The toll increases, which have been expected, are needed in part to fund construction of the Dulles Rail extension, the 23-mile project to extend Metrorail from Falls Church to Tysons, Dulles International Airport and Loudoun County.
Currently, drivers pay $1.50 at the main toll plaza and 75 cents at on/off ramps for a total of $2.25. The new rates will take effect Jan. 1 of each year.
The first phase of the Metro’s planned Silver Line, which will connect Falls Church to Reston, is expected to be finished in August 2013. Toll revenue is expected to fund more than half the $5.6 billion cost of building the rail line.
The meeting Wednesday was the first public gathering of the MWAA board since a federal inspector general’s audit found widespread problems with the authority’s contracting and personnel practices. At the meeting, the board also addressed some of the issues raised in the audit, voting to hold more of its audit committee meetings in public.
Board Chairman Michael Curto and MWAA President and CEO Jack Potter reiterated their commitment to addressing the concerns raised in the inspector general’s audit and in a letter sent to the authority by Transportation Secretary Ray LaHood, the governors of Maryland and Virginia and the mayor of D.C.
“We believe that the actions we have taken and the ones we plan to take are a good step forward,” Potter said. “When this process is complete I am confident the airport authority will be a better organization.”
The board also welcomed a new member, Elaine McConnell, a former Fairfax County supervisor. She replaces Denny Martire, a labor official who stepped down from the board last month, after a confidential settlement was reached in a dispute with Virginia Gov. Robert F. McDonnell (R).

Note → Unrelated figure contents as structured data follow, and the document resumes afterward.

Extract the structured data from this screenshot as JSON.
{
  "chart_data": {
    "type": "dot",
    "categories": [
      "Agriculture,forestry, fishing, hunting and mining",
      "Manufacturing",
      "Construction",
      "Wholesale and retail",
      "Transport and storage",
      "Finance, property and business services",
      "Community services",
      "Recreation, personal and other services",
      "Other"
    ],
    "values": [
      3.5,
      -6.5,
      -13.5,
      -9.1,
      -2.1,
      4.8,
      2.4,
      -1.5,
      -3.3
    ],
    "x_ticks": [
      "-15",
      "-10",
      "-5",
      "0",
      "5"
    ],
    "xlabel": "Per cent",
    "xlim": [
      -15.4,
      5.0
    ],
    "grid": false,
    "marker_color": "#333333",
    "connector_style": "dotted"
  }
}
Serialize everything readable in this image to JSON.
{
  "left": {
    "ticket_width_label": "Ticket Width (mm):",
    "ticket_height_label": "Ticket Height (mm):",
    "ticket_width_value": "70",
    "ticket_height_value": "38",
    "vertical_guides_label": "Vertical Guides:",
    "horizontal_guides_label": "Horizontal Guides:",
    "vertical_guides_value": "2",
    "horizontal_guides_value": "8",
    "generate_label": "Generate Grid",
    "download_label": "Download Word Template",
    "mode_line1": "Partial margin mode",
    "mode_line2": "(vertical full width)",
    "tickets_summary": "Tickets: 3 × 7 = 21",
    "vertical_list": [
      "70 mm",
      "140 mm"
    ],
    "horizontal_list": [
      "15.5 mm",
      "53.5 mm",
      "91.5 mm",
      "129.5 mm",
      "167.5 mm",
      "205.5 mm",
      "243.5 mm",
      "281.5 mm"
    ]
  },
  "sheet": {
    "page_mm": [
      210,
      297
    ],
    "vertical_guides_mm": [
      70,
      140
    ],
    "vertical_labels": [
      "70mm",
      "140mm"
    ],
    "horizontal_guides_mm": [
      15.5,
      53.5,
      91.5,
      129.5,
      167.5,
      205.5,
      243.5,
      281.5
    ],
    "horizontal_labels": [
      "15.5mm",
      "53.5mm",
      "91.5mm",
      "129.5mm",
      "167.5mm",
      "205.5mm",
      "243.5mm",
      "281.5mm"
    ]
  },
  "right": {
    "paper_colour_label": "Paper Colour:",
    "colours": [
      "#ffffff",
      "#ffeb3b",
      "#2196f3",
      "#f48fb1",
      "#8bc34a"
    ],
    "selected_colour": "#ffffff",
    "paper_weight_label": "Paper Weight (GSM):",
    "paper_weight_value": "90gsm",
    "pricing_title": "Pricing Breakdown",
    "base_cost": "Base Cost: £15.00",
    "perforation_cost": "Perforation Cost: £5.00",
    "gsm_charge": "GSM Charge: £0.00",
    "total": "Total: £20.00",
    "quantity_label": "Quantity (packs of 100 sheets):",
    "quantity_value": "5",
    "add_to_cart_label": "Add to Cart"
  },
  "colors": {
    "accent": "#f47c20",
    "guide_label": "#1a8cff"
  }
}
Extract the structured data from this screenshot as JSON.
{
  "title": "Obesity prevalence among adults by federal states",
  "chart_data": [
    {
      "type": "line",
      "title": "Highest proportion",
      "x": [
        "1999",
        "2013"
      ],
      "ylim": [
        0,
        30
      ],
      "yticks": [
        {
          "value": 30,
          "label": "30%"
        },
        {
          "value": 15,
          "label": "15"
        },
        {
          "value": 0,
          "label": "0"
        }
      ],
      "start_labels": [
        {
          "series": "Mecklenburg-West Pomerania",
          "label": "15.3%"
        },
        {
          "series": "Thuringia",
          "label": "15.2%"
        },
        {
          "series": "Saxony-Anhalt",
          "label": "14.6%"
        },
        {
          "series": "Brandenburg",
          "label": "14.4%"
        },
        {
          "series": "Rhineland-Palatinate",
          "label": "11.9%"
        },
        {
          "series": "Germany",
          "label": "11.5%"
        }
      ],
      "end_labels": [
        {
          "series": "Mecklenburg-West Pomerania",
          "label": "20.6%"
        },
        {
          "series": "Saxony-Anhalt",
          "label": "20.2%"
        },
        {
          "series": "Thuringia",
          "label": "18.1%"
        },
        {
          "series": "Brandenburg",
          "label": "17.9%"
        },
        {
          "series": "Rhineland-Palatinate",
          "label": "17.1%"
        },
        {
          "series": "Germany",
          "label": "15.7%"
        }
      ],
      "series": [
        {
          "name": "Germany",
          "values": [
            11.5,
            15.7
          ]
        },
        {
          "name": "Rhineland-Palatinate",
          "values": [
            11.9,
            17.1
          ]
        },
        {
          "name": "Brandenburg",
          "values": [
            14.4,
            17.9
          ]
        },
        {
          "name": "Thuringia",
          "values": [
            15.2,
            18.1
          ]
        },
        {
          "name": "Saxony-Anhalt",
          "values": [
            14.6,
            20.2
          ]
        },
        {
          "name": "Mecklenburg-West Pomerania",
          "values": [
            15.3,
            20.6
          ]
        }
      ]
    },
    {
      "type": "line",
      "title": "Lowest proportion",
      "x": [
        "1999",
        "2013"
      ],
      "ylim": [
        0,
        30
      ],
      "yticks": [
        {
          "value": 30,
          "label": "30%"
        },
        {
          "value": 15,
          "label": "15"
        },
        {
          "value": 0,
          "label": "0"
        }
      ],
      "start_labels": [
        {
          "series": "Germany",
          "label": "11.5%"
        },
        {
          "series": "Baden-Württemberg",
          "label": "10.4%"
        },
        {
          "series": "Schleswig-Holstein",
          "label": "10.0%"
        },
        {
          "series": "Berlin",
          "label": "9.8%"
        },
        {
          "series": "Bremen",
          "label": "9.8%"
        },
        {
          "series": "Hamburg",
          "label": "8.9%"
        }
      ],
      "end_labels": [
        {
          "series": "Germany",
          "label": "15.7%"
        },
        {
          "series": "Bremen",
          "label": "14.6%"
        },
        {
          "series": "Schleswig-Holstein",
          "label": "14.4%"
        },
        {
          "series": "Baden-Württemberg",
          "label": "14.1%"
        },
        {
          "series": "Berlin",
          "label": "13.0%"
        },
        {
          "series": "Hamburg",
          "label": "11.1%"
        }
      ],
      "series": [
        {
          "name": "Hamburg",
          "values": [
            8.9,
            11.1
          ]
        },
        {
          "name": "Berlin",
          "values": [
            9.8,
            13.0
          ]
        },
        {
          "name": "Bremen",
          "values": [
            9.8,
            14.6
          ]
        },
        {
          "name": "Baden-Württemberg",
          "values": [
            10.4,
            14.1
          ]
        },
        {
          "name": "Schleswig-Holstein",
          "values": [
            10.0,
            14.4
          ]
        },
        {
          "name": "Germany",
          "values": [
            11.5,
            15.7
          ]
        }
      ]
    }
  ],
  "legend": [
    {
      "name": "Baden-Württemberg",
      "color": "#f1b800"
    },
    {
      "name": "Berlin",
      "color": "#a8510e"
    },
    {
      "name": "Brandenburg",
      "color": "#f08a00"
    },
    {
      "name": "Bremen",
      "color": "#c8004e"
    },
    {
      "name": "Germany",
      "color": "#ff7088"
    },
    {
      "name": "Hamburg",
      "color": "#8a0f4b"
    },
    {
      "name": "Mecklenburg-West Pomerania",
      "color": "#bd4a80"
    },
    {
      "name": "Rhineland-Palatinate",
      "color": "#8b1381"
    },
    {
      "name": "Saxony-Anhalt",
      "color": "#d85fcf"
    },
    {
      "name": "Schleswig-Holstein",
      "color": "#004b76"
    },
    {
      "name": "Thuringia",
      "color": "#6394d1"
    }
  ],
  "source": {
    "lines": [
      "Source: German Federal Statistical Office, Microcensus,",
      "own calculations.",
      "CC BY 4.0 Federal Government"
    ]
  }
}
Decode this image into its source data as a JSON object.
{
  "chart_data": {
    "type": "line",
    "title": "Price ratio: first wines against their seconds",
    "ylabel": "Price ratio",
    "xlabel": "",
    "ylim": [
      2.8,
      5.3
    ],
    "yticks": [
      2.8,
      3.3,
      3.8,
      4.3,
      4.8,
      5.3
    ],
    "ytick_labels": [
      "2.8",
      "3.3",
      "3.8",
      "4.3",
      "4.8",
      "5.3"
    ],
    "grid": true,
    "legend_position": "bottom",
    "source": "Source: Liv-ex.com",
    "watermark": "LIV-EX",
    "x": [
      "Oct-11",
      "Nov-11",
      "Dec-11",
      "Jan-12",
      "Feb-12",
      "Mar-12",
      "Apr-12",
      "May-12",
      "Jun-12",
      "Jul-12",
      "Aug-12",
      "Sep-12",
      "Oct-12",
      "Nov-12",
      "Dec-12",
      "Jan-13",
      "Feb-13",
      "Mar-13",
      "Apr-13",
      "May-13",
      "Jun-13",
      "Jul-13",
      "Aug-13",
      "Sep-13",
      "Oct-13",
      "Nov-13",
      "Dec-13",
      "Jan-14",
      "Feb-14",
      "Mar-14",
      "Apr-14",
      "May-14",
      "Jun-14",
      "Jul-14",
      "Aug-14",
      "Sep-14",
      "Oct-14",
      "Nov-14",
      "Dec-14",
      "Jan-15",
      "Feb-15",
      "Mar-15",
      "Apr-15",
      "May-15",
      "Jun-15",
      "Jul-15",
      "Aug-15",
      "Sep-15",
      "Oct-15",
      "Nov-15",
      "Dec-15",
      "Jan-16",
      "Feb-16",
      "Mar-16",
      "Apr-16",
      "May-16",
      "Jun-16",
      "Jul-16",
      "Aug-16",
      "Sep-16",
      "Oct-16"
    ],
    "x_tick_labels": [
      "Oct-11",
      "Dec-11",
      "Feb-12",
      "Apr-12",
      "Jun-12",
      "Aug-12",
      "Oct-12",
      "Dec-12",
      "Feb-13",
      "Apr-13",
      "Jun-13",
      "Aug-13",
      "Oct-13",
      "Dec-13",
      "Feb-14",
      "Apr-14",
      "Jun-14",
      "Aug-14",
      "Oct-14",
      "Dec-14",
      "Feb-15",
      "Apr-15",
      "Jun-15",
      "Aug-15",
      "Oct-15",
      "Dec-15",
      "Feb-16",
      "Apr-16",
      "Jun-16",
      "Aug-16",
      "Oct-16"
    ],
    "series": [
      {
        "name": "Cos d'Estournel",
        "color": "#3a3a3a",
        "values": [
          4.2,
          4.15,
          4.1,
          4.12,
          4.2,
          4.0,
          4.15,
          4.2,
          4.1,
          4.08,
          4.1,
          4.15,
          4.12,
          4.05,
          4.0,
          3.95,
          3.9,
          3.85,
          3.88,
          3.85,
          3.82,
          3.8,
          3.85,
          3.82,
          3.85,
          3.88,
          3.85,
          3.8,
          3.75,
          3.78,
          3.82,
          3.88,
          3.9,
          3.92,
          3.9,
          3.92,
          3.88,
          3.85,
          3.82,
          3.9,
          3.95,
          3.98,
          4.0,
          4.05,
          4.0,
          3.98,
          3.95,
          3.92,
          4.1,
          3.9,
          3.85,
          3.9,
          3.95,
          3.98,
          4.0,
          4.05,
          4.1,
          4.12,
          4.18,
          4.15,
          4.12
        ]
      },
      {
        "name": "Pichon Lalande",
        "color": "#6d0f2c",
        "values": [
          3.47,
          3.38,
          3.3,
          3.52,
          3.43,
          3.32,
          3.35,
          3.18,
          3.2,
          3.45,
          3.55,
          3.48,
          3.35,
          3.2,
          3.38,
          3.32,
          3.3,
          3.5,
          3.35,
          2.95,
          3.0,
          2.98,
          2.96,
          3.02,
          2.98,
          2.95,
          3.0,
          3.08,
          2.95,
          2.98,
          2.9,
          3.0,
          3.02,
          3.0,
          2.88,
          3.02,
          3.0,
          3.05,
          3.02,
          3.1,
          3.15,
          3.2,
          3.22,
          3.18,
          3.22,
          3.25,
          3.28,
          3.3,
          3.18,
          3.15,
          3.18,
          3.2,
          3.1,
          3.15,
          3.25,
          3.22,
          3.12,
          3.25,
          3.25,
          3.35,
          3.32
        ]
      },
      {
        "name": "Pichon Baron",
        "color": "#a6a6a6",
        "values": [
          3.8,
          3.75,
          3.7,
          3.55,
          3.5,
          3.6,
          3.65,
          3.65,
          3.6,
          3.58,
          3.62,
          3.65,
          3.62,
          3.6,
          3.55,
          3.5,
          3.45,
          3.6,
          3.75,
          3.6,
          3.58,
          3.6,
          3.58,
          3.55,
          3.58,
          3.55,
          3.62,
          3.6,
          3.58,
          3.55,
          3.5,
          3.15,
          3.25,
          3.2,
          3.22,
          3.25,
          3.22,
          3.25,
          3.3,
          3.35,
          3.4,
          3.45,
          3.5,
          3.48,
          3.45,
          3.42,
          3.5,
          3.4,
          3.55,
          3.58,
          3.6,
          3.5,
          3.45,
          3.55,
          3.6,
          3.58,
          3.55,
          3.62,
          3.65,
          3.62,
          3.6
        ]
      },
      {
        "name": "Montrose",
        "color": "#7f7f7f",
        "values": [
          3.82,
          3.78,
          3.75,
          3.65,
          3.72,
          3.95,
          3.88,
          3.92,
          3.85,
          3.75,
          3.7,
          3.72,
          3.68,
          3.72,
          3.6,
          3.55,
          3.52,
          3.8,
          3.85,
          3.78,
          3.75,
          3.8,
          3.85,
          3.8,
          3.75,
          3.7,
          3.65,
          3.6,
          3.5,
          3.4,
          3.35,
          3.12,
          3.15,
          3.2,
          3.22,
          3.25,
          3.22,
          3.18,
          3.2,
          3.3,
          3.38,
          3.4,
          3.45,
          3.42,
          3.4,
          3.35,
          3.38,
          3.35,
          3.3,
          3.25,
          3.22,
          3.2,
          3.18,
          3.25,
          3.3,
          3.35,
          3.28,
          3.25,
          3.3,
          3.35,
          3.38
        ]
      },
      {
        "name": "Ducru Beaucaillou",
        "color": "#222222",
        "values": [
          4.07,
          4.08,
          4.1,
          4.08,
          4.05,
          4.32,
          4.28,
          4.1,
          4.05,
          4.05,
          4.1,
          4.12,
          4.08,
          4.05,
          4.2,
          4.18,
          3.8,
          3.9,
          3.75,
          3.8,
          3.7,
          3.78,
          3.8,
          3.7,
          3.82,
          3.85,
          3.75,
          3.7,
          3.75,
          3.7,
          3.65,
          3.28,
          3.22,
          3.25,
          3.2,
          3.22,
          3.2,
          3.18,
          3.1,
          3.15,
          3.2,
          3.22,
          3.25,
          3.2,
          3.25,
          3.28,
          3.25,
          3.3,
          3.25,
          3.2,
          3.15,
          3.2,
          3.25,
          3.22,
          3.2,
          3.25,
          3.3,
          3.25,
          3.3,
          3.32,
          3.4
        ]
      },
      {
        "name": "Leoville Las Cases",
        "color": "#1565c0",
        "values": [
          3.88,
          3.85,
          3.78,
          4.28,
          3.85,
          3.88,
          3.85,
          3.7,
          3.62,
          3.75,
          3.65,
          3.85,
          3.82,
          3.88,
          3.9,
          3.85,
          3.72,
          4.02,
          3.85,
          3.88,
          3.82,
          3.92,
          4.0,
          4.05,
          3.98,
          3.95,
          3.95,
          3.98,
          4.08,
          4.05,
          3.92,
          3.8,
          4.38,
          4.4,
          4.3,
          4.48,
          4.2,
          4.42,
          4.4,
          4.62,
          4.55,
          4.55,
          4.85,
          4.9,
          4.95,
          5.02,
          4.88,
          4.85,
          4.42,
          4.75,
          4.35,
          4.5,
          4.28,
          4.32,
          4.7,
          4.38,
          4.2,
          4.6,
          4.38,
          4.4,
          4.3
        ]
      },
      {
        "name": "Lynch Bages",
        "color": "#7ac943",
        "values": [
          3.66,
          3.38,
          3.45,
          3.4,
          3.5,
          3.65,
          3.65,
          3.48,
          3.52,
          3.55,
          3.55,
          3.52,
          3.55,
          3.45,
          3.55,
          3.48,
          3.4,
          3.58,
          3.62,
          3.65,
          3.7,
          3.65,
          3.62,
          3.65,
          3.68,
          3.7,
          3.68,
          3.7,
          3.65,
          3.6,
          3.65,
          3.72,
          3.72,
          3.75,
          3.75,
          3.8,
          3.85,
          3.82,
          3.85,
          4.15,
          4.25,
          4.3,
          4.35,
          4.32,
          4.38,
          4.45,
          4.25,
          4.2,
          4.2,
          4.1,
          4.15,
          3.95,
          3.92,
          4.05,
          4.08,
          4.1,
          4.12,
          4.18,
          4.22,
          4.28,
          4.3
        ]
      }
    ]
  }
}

Nearly 200 people attended a series of public hearings on the toll increases. The issue has been one of great concern for commuters and for residents along the corridor, who fear that toll hikes will force cars onto local roads. Some fear that toll rates could rise to as much $17 round trip in the next 20 to 30 years. Other say it is unfair to make drivers pay for the rail link and have suggested other methods for funding the rail project, including adding a surcharge to riders who take the rail line to the airport.